- Born: 1993 (age 32–33)
- Education: University of Havana
- Occupation: Journalist
- Employer: ABC
- Partner: Ángel Satiesteban

= Camila Acosta =

Cuban journalist

Camila Acosta (1993) is a Cuban journalist that works as a correspondent for the Spanish newspaper ABC in her home country corresponsal. Acosta has been detained several times by Cuban authorities due to her work, openly critic to the Castrista system.

== Career and detentions ==
Camila studied at the Communications Faculty of the University of Havana between 2011 and 2016. She began her professional career working for the official Cuban press and began her social service practices on the Canal Habana television, but soon she switched to independent journalism in media outlets such as Cubanet.

During her career, Acosta has been detained several times in her home country. She has been evicted almost a dozen times by landlords who were threatened with expropriating their properties if they refused to evict her.

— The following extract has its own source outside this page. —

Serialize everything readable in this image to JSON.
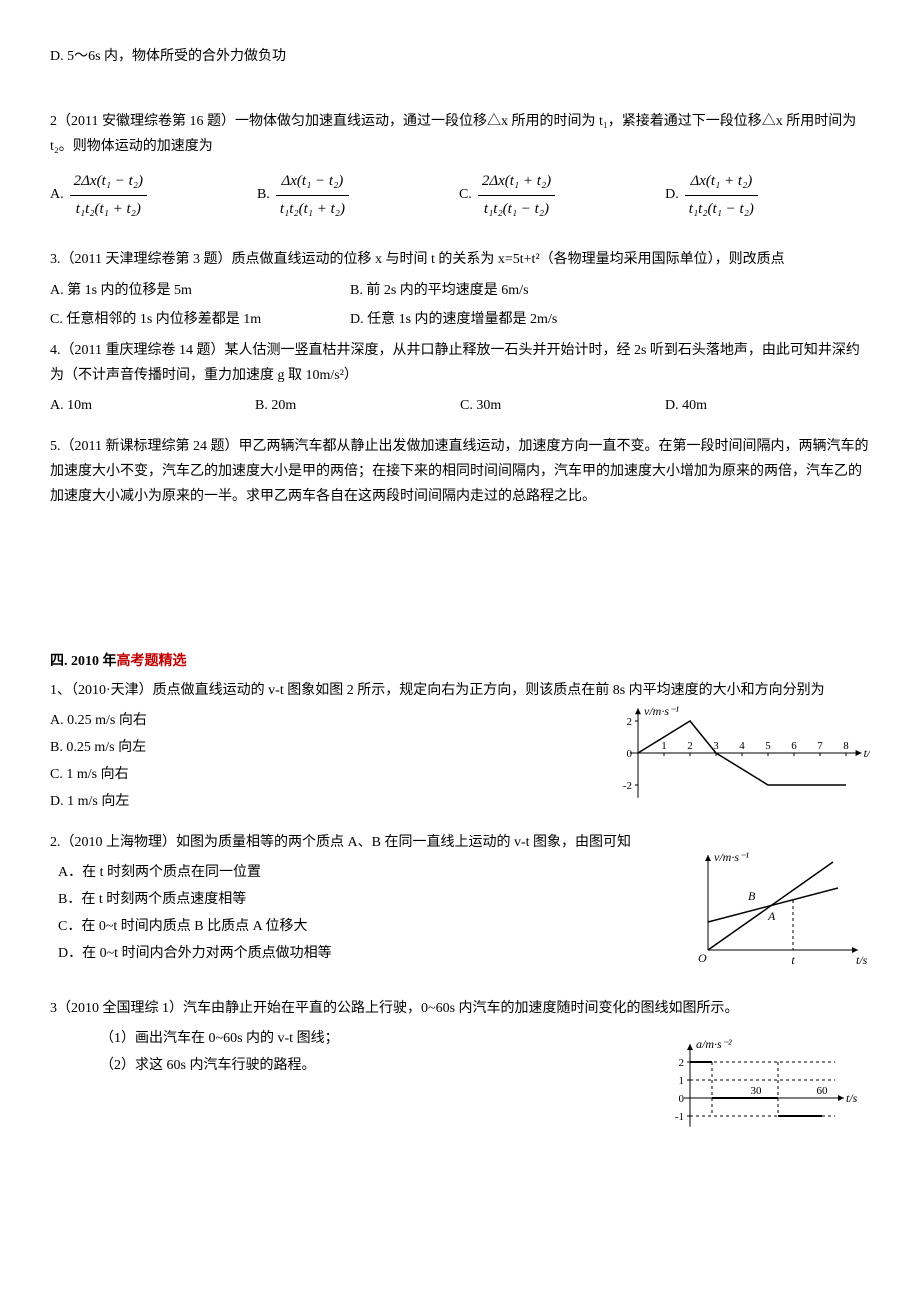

Since February 2021 she has collaborated with the Spanish newspaper ABC as a correspondent in Havana, where she has reported on very multiple topics, including the Congress of the Communist Party of Cuba, COVID-19 health crisis, and the bilateral relations between Cuba and the European Union.

One of the last of her detentions took place on 12 July 2021, after informing about the protests that took place that weekend. Prior to her arrest, her digital networks had been blocked and she had not been able to report the latest events.

Her partner is the Cuban writer Ángel Satiesteban.